HARNESSING THE POWER OF DIGITAL FOR CUSTOMER ACQUISITION
Qua takes pride in promoting and empowering women, and thus, the brand is constantly inspired by the duality of strength and sensibility that women possess. Being an online brand, Qua places utmost importance in recognising and addressing its customer’s pain points and strives to provide an excellent customer experience.
“We have a unique 90-day free return policy, free standard shipping where the order gets delivered within 3-4 days and express shipping where we deliver orders within 1-2 days. We have also started free home trials in Delhi-NCR, which got an overwhelming feedback with a conversion rate of 95 per cent, and we were planning to expand this service to other metro cities as well, but due to pandemic, we had to put this service on hold. We also provide our customers one-on-one virtual styling sessions from the comfort of their home. We prefer to use WhatsApp over chatbots to address our customer service and queries, as it is essential for us to resolve the issues of our customers in real time and people highly appreciate human touch,” Rupanshi explained, highlighting some of the key steps the brand is taking in order to tap the digitally-driven consumer of today.
To further simplify the purchasing process, Qua offers styling sessions via WhatsApp and online blogs available on its website. It constantly offers fashion tips and style guides to give its customers more confidence to ascertain effortless elegance in their personal style. Through its digital community, the brand celebrates diversity and promotes awareness regarding gender equality covering everything from pay checks to pockets!

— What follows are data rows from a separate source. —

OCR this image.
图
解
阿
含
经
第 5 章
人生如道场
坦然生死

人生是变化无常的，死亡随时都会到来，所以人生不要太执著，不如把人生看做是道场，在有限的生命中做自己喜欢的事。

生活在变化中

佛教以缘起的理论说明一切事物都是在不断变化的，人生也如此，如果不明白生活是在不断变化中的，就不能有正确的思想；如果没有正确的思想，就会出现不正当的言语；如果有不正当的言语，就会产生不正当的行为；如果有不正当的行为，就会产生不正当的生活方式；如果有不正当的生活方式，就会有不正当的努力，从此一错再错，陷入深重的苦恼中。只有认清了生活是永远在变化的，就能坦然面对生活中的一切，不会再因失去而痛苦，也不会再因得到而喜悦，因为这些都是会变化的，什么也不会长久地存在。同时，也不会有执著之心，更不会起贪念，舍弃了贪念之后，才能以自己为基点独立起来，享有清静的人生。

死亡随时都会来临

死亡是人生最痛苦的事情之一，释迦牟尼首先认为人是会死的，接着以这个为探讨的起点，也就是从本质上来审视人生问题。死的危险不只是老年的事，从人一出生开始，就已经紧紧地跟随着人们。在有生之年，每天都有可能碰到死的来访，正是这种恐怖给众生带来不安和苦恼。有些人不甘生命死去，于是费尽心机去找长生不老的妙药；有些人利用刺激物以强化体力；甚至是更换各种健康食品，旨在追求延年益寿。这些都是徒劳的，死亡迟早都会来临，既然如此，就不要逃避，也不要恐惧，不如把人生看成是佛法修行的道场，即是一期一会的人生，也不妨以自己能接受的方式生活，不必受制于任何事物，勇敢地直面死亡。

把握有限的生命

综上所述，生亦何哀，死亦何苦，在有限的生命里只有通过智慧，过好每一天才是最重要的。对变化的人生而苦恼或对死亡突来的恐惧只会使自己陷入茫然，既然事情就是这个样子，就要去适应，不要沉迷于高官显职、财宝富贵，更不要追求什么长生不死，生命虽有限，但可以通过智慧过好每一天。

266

Commenting on the digital aspect of fashion, Rupanshi said, “With the shift happening from offline shopping to online, we believe virtual trial rooms are about to become a norm. People are used to shopping offline after trying on the clothes, and being an online brand, we are trying to replicate that same experience by providing them free home trials wherein they can try on our clothes from the comfort of their homes (free of cost) and then decide what they want to purchase.”
Besides being available for purchase on their official e-commerce website www.qua.clothing, Qua also retails on Myntra, Tata Cliq Luxury, LBB, HYPD and Stylenook. The brand is also in the process of onboarding Nykaa.

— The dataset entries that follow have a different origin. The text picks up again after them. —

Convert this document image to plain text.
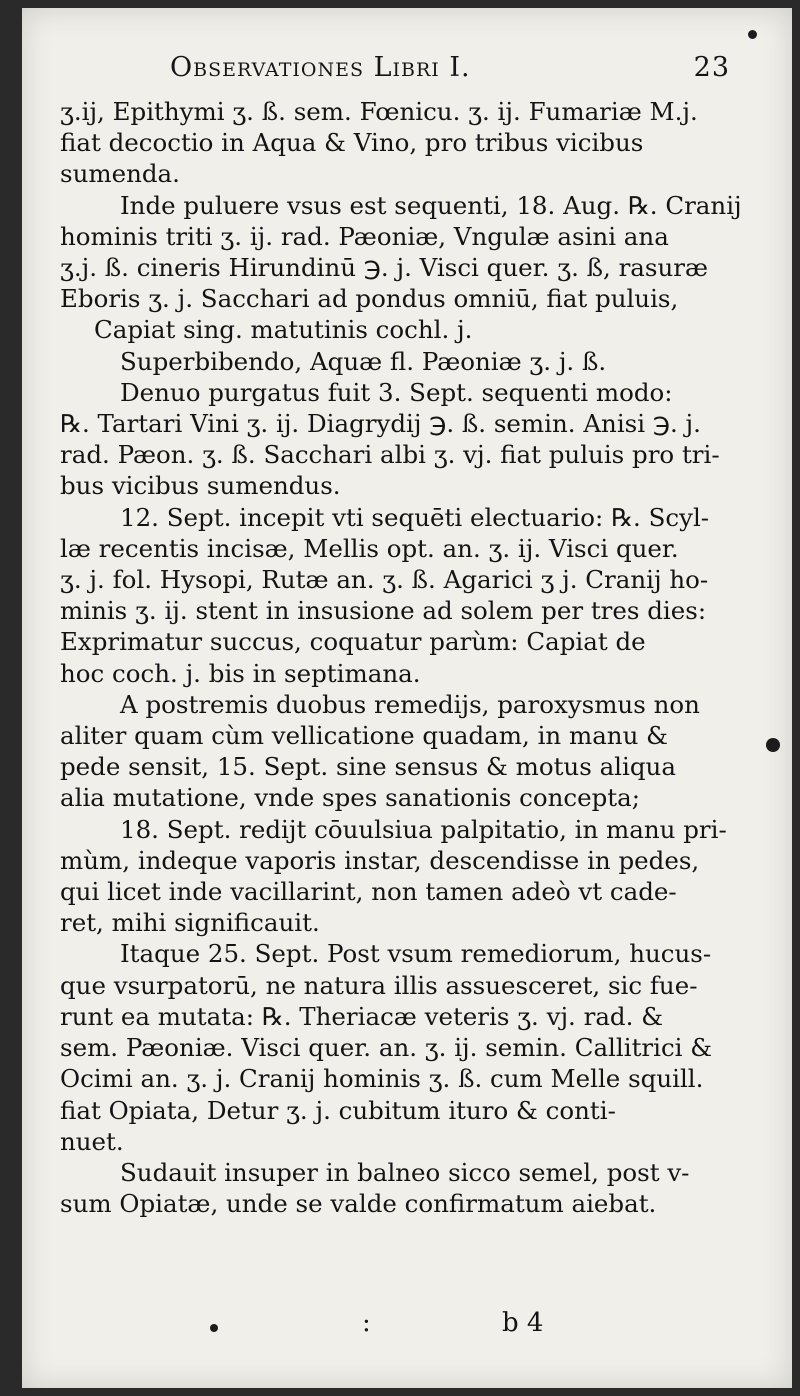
Observationes Libri I.	23
ʒ.ij, Epithymi ʒ. ß. sem. Fœnicu. ʒ. ij. Fumariæ M.j.
fiat decoctio in Aqua & Vino, pro tribus vicibus
sumenda.
Inde puluere vsus est sequenti, 18. Aug. ℞. Cranij
hominis triti ʒ. ij. rad. Pæoniæ, Vngulæ asini ana
ʒ.j. ß. cineris Hirundinū ℈. j. Visci quer. ʒ. ß, rasuræ
Eboris ʒ. j. Sacchari ad pondus omniū, fiat puluis,
Capiat sing. matutinis cochl. j.
Superbibendo, Aquæ fl. Pæoniæ ʒ. j. ß.
Denuo purgatus fuit 3. Sept. sequenti modo:
℞. Tartari Vini ʒ. ij. Diagrydij ℈. ß. semin. Anisi ℈. j.
rad. Pæon. ʒ. ß. Sacchari albi ʒ. vj. fiat puluis pro tri-
bus vicibus sumendus.
12. Sept. incepit vti sequēti electuario: ℞. Scyl-
læ recentis incisæ, Mellis opt. an. ʒ. ij. Visci quer.
ʒ. j. fol. Hysopi, Rutæ an. ʒ. ß. Agarici ʒ j. Cranij ho-
minis ʒ. ij. stent in insusione ad solem per tres dies:
Exprimatur succus, coquatur parùm: Capiat de
hoc coch. j. bis in septimana.
A postremis duobus remedijs, paroxysmus non
aliter quam cùm vellicatione quadam, in manu &
pede sensit, 15. Sept. sine sensus & motus aliqua
alia mutatione, vnde spes sanationis concepta;
18. Sept. redijt cōuulsiua palpitatio, in manu pri-
mùm, indeque vaporis instar, descendisse in pedes,
qui licet inde vacillarint, non tamen adeò vt cade-
ret, mihi significauit.
Itaque 25. Sept. Post vsum remediorum, hucus-
que vsurpatorū, ne natura illis assuesceret, sic fue-
runt ea mutata: ℞. Theriacæ veteris ʒ. vj. rad. &
sem. Pæoniæ. Visci quer. an. ʒ. ij. semin. Callitrici &
Ocimi an. ʒ. j. Cranij hominis ʒ. ß. cum Melle squill.
fiat Opiata, Detur ʒ. j. cubitum ituro & conti-
nuet.
Sudauit insuper in balneo sicco semel, post v-
sum Opiatæ, unde se valde confirmatum aiebat.
:	b 4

Determined to forever stay ahead of the curve, Qua plans to introduce blockchain in its technical system in the near future, and will start accepting payments in cryptocurrencies subject to Government policies.
With the aim of becoming a one-stop shop to meet all the sartorial needs of working women, Qua is all geared up for dropping additional product categories such as footwear, handbags and accessories in its upcoming collections.
**Bharat graduated in Metallurgy from IIT-BHU, whilst Rupanshi graduated in Computer Science and worked in a tech company prior to starting Qua.
“I’ve always had a passion and an eye for fashion, but the lack of a fashion degree is something that always held me back from working in this industry. Soon I realised that, it doesn’t really matter if you have the passion for it. Being a successful entrepreneur is as much about passion and persistence as the idea itself,” Rupanshi told AR.
At Qua, Rupanshi handles design, production and marketing whilst Bharat is responsible for technology, operations and performance.
The brother-sister duo complement each other perfectly – Bharat being more analytical, has a logical way of thinking – he is a problem solver, whereas Rupanshi is more creative and outgoing making it easier for her to network and envision the brand out of her own experiences as a working woman.
Founded in July 2019, Qua has been growing consistently and today, comprises a team of 2-10 employees with the main manufacturing unit located in New Delhi, India.